THE HAGUE, Netherlands – Religious groups from around the globe pledged Tuesday to prevent the stigmatization of people living with HIV and AIDS, in a joint statement welcomed by a senior U.N. official as a sea change in attitudes.
Representatives of some 40 religions and faith groups including Christianity, Judaism, Islam, Hinduism and Buddhism ended a two-day retreat in the Netherlands by signing a “personal commitment to action” in which they vowed to “be clear in my words and actions that stigma and discrimination towards people living with or affected by HIV is unacceptable.”
Canon Gideon Byamugisha, an Anglican priest from Uganda, said the way his church treated him after he discovered he had HIV should set an example.

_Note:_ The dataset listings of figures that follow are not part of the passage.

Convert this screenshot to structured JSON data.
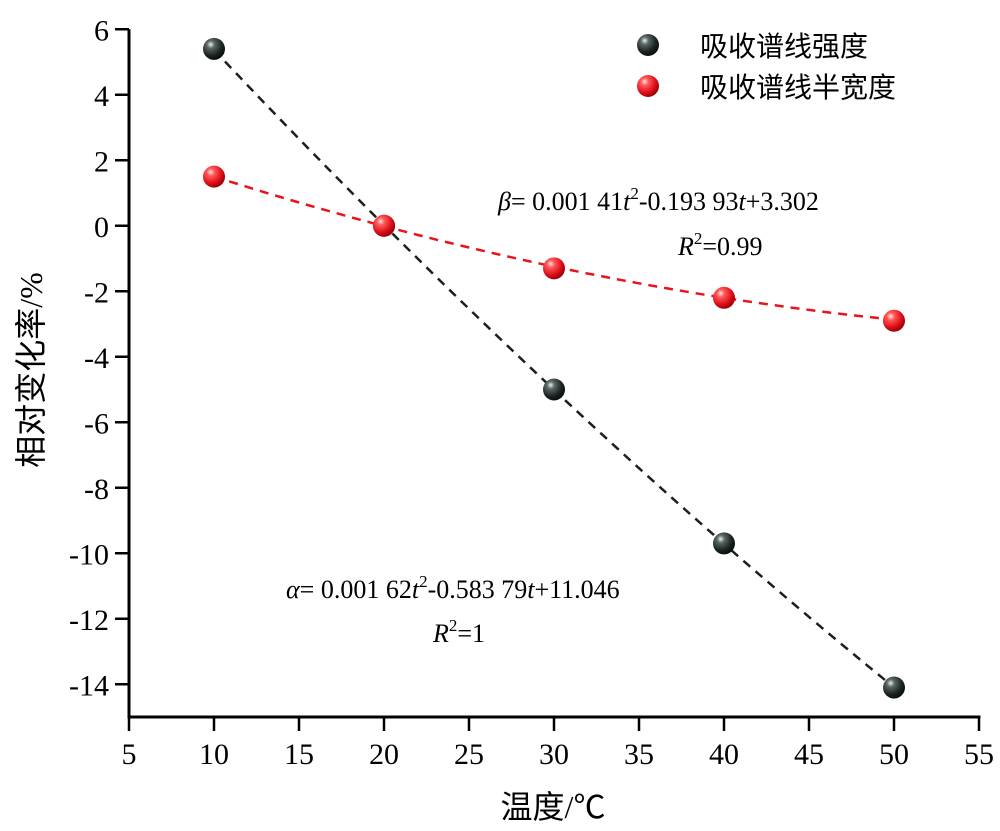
{
  "chart_data": {
    "type": "scatter",
    "xlabel": "温度/℃",
    "ylabel": "相对变化率/%",
    "xlim": [
      5,
      55
    ],
    "ylim": [
      -15,
      6
    ],
    "xticks": [
      5,
      10,
      15,
      20,
      25,
      30,
      35,
      40,
      45,
      50,
      55
    ],
    "yticks": [
      6,
      4,
      2,
      0,
      -2,
      -4,
      -6,
      -8,
      -10,
      -12,
      -14
    ],
    "grid": false,
    "legend_position": "top-right",
    "series": [
      {
        "name": "吸收谱线强度",
        "color": "#1a1f1f",
        "x": [
          10,
          20,
          30,
          40,
          50
        ],
        "y": [
          5.4,
          0,
          -5.0,
          -9.7,
          -14.1
        ],
        "fit": {
          "a": 0.00162,
          "b": -0.58379,
          "c": 11.046
        }
      },
      {
        "name": "吸收谱线半宽度",
        "color": "#e8141c",
        "x": [
          10,
          20,
          30,
          40,
          50
        ],
        "y": [
          1.5,
          0,
          -1.3,
          -2.2,
          -2.9
        ],
        "fit": {
          "a": 0.00141,
          "b": -0.19393,
          "c": 3.302
        }
      }
    ],
    "annotations": {
      "beta": {
        "sym": "β",
        "p1": "= 0.001 41",
        "t1": "t",
        "sup": "2",
        "p2": "-0.193 93",
        "t2": "t",
        "p3": "+3.302",
        "r": "R",
        "rsup": "2",
        "rval": "=0.99"
      },
      "alpha": {
        "sym": "α",
        "p1": "= 0.001 62",
        "t1": "t",
        "sup": "2",
        "p2": "-0.583 79",
        "t2": "t",
        "p3": "+11.046",
        "r": "R",
        "rsup": "2",
        "rval": "=1"
      }
    }
  }
}
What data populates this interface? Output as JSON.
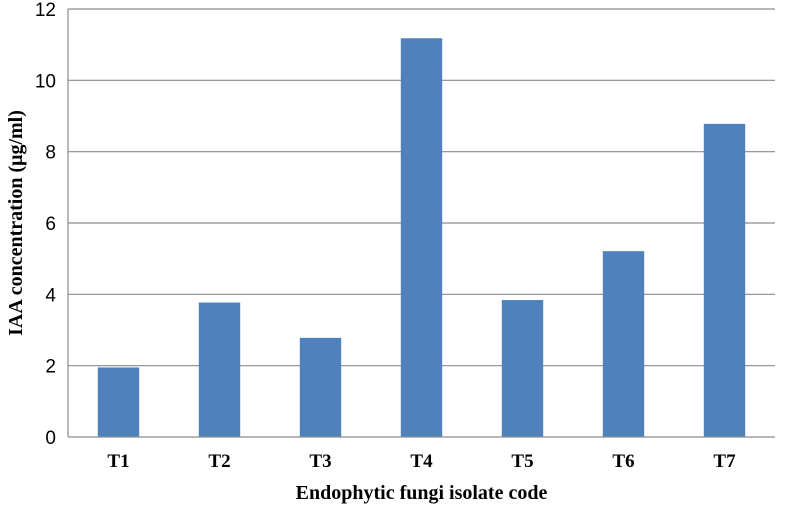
{
  "chart_data": {
    "type": "bar",
    "categories": [
      "T1",
      "T2",
      "T3",
      "T4",
      "T5",
      "T6",
      "T7"
    ],
    "values": [
      1.95,
      3.77,
      2.78,
      11.18,
      3.84,
      5.21,
      8.78
    ],
    "xlabel": "Endophytic fungi isolate code",
    "ylabel": "IAA concentration  (μg/ml)",
    "ylim": [
      0,
      12
    ],
    "yticks": [
      "0",
      "2",
      "4",
      "6",
      "8",
      "10",
      "12"
    ],
    "grid": true,
    "legend": "none",
    "bar_color": "#4f81bd"
  }
}
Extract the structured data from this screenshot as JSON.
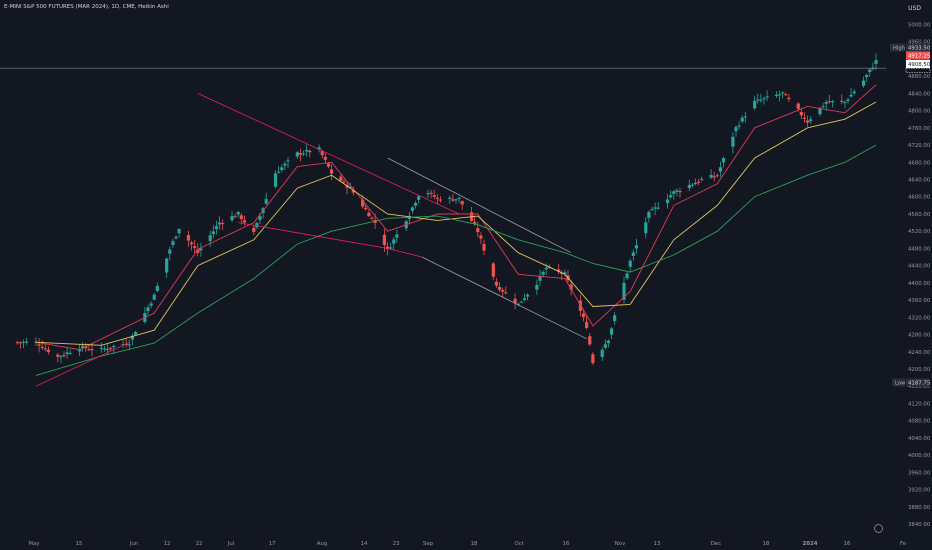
{
  "header": {
    "title": "E-MINI S&P 500 FUTURES (MAR 2024), 1D, CME, Heikin Ashi",
    "currency": "USD"
  },
  "colors": {
    "background": "#131722",
    "axis_text": "#9598a1",
    "up": "#26a69a",
    "down": "#ef5350",
    "ma_fast": "#e03a57",
    "ma_mid": "#e0c85a",
    "ma_slow": "#2e9e5a",
    "trendline_red": "#e91e63",
    "trendline_gray": "#9a9fb0",
    "high_line": "#a0a4b0"
  },
  "price_axis": {
    "ticks": [
      "5000.00",
      "4960.00",
      "4920.00",
      "4880.00",
      "4840.00",
      "4800.00",
      "4760.00",
      "4720.00",
      "4680.00",
      "4640.00",
      "4600.00",
      "4560.00",
      "4520.00",
      "4480.00",
      "4440.00",
      "4400.00",
      "4360.00",
      "4320.00",
      "4280.00",
      "4240.00",
      "4200.00",
      "4160.00",
      "4120.00",
      "4080.00",
      "4040.00",
      "4000.00",
      "3960.00",
      "3920.00",
      "3880.00",
      "3840.00"
    ],
    "high_label": "High",
    "high_value": "4933.50",
    "low_label": "Low",
    "low_value": "4187.75",
    "current_price": "4917.25",
    "secondary_price": "4908.50"
  },
  "time_axis": {
    "labels": [
      "May",
      "15",
      "Jun",
      "12",
      "22",
      "Jul",
      "17",
      "Aug",
      "14",
      "23",
      "Sep",
      "18",
      "Oct",
      "16",
      "Nov",
      "13",
      "Dec",
      "18",
      "2024",
      "16",
      "Fe"
    ]
  },
  "chart_data": {
    "type": "candlestick",
    "title": "E-MINI S&P 500 FUTURES (MAR 2024), 1D, CME, Heikin Ashi",
    "ylim": [
      3820,
      5020
    ],
    "grid": false,
    "price_points": [
      [
        "May 1",
        4262
      ],
      [
        "May 8",
        4228
      ],
      [
        "May 15",
        4250
      ],
      [
        "May 22",
        4245
      ],
      [
        "May 31",
        4262
      ],
      [
        "Jun 8",
        4370
      ],
      [
        "Jun 13",
        4478
      ],
      [
        "Jun 16",
        4528
      ],
      [
        "Jun 22",
        4470
      ],
      [
        "Jun 29",
        4540
      ],
      [
        "Jul 5",
        4560
      ],
      [
        "Jul 10",
        4515
      ],
      [
        "Jul 17",
        4655
      ],
      [
        "Jul 24",
        4700
      ],
      [
        "Jul 31",
        4710
      ],
      [
        "Aug 4",
        4655
      ],
      [
        "Aug 10",
        4620
      ],
      [
        "Aug 18",
        4540
      ],
      [
        "Aug 22",
        4475
      ],
      [
        "Aug 29",
        4560
      ],
      [
        "Sep 2",
        4620
      ],
      [
        "Sep 7",
        4595
      ],
      [
        "Sep 14",
        4595
      ],
      [
        "Sep 20",
        4520
      ],
      [
        "Sep 26",
        4395
      ],
      [
        "Oct 3",
        4350
      ],
      [
        "Oct 9",
        4400
      ],
      [
        "Oct 12",
        4435
      ],
      [
        "Oct 18",
        4420
      ],
      [
        "Oct 25",
        4300
      ],
      [
        "Oct 27",
        4215
      ],
      [
        "Nov 1",
        4270
      ],
      [
        "Nov 8",
        4450
      ],
      [
        "Nov 14",
        4560
      ],
      [
        "Nov 22",
        4610
      ],
      [
        "Dec 1",
        4640
      ],
      [
        "Dec 6",
        4650
      ],
      [
        "Dec 12",
        4760
      ],
      [
        "Dec 18",
        4820
      ],
      [
        "Dec 27",
        4840
      ],
      [
        "Jan 4",
        4775
      ],
      [
        "Jan 10",
        4820
      ],
      [
        "Jan 16",
        4820
      ],
      [
        "Jan 22",
        4870
      ],
      [
        "Jan 26",
        4915
      ]
    ],
    "moving_averages": [
      {
        "color": "#e03a57",
        "points": [
          [
            "May 1",
            4262
          ],
          [
            "May 15",
            4245
          ],
          [
            "Jun 8",
            4330
          ],
          [
            "Jun 22",
            4478
          ],
          [
            "Jul 10",
            4540
          ],
          [
            "Jul 24",
            4670
          ],
          [
            "Aug 4",
            4680
          ],
          [
            "Aug 22",
            4520
          ],
          [
            "Sep 7",
            4560
          ],
          [
            "Sep 20",
            4560
          ],
          [
            "Oct 3",
            4420
          ],
          [
            "Oct 18",
            4410
          ],
          [
            "Oct 27",
            4300
          ],
          [
            "Nov 8",
            4380
          ],
          [
            "Nov 22",
            4580
          ],
          [
            "Dec 6",
            4630
          ],
          [
            "Dec 18",
            4760
          ],
          [
            "Jan 4",
            4810
          ],
          [
            "Jan 16",
            4795
          ],
          [
            "Jan 26",
            4860
          ]
        ]
      },
      {
        "color": "#e0c85a",
        "points": [
          [
            "May 1",
            4262
          ],
          [
            "May 22",
            4255
          ],
          [
            "Jun 8",
            4290
          ],
          [
            "Jun 22",
            4440
          ],
          [
            "Jul 10",
            4500
          ],
          [
            "Jul 24",
            4620
          ],
          [
            "Aug 4",
            4650
          ],
          [
            "Aug 22",
            4560
          ],
          [
            "Sep 7",
            4545
          ],
          [
            "Sep 20",
            4555
          ],
          [
            "Oct 3",
            4470
          ],
          [
            "Oct 18",
            4420
          ],
          [
            "Oct 27",
            4345
          ],
          [
            "Nov 8",
            4350
          ],
          [
            "Nov 22",
            4500
          ],
          [
            "Dec 6",
            4580
          ],
          [
            "Dec 18",
            4690
          ],
          [
            "Jan 4",
            4760
          ],
          [
            "Jan 16",
            4780
          ],
          [
            "Jan 26",
            4820
          ]
        ]
      },
      {
        "color": "#2e9e5a",
        "points": [
          [
            "May 1",
            4185
          ],
          [
            "May 22",
            4230
          ],
          [
            "Jun 8",
            4260
          ],
          [
            "Jun 22",
            4330
          ],
          [
            "Jul 10",
            4410
          ],
          [
            "Jul 24",
            4490
          ],
          [
            "Aug 4",
            4520
          ],
          [
            "Aug 22",
            4550
          ],
          [
            "Sep 7",
            4555
          ],
          [
            "Sep 20",
            4535
          ],
          [
            "Oct 3",
            4500
          ],
          [
            "Oct 18",
            4470
          ],
          [
            "Oct 27",
            4445
          ],
          [
            "Nov 8",
            4425
          ],
          [
            "Nov 22",
            4465
          ],
          [
            "Dec 6",
            4520
          ],
          [
            "Dec 18",
            4600
          ],
          [
            "Jan 4",
            4650
          ],
          [
            "Jan 16",
            4680
          ],
          [
            "Jan 26",
            4720
          ]
        ]
      }
    ],
    "trendlines": [
      {
        "color": "#e91e63",
        "points": [
          [
            "May 1",
            4160
          ],
          [
            "May 31",
            4262
          ]
        ]
      },
      {
        "color": "#e91e63",
        "points": [
          [
            "Jul 5",
            4540
          ],
          [
            "Aug 22",
            4480
          ],
          [
            "Sep 2",
            4460
          ]
        ]
      },
      {
        "color": "#e91e63",
        "points": [
          [
            "Jun 22",
            4840
          ],
          [
            "Sep 14",
            4560
          ]
        ]
      },
      {
        "color": "#9a9fb0",
        "points": [
          [
            "Sep 2",
            4460
          ],
          [
            "Oct 25",
            4270
          ]
        ]
      },
      {
        "color": "#9a9fb0",
        "points": [
          [
            "Aug 22",
            4690
          ],
          [
            "Oct 20",
            4470
          ]
        ]
      }
    ],
    "high_line": 4933.5
  }
}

“They reacted with support and understanding,” he said in a telephone interview. “There were sections who were annoyed and disappointed I was HIV positive, but a big number opted to give me the love, care and support I needed.”
Byamugisha lost his first wife to AIDS and has since remarried to a woman with HIV. He told church officials in 1992 that he had HIV and was one of the first African clerics to reveal he had the disease.
Thoraya Ahmed Obaid, the United Nations Population Fund’s executive director, called Tuesday’s statement “a sea change.”
“There is no talk about sinning or repentance,” she said. “It is more about acceptance of people living with HIV.”
The delegates acknowledged that some church and faith groups had played an active role in the stigmatization they now have committed to end.
“With remorse we regret that those living with HIV have at times been at the receiving end of judgment, rejection … ,” they wrote in a statement. “We need to make greater efforts to ensure that all people living with HIV find a welcome within faith communities.”
The statement came after two days of discussions in which Byamugisha said that delegates sometimes struggled “with how to balance between communicating the religious messages that talk about morality and spirituality (and) public health challenges on the ground.”
The use of condoms to fight the spread of HIV infections also was discussed, but only as a side issue, Byamugisha said.
A year ago, Pope Benedict XVI drew unprecedented criticism when he said that distributing condoms was not the answer to Africa’s AIDS problem and could make it worse.
He said a moral attitude toward sex – abstinence and marital fidelity – would help fight the disease.
Rev. Richard Fee of the Ecumenical Advocacy Alliance, which helped organized the meeting, said that religious groups can now join the front line in battling AIDS and HIV.
“If we are going to deal with this pandemic, the way we are going to get the message to every village in the world through education is through faith based groups which do touch every village in the world,” he said.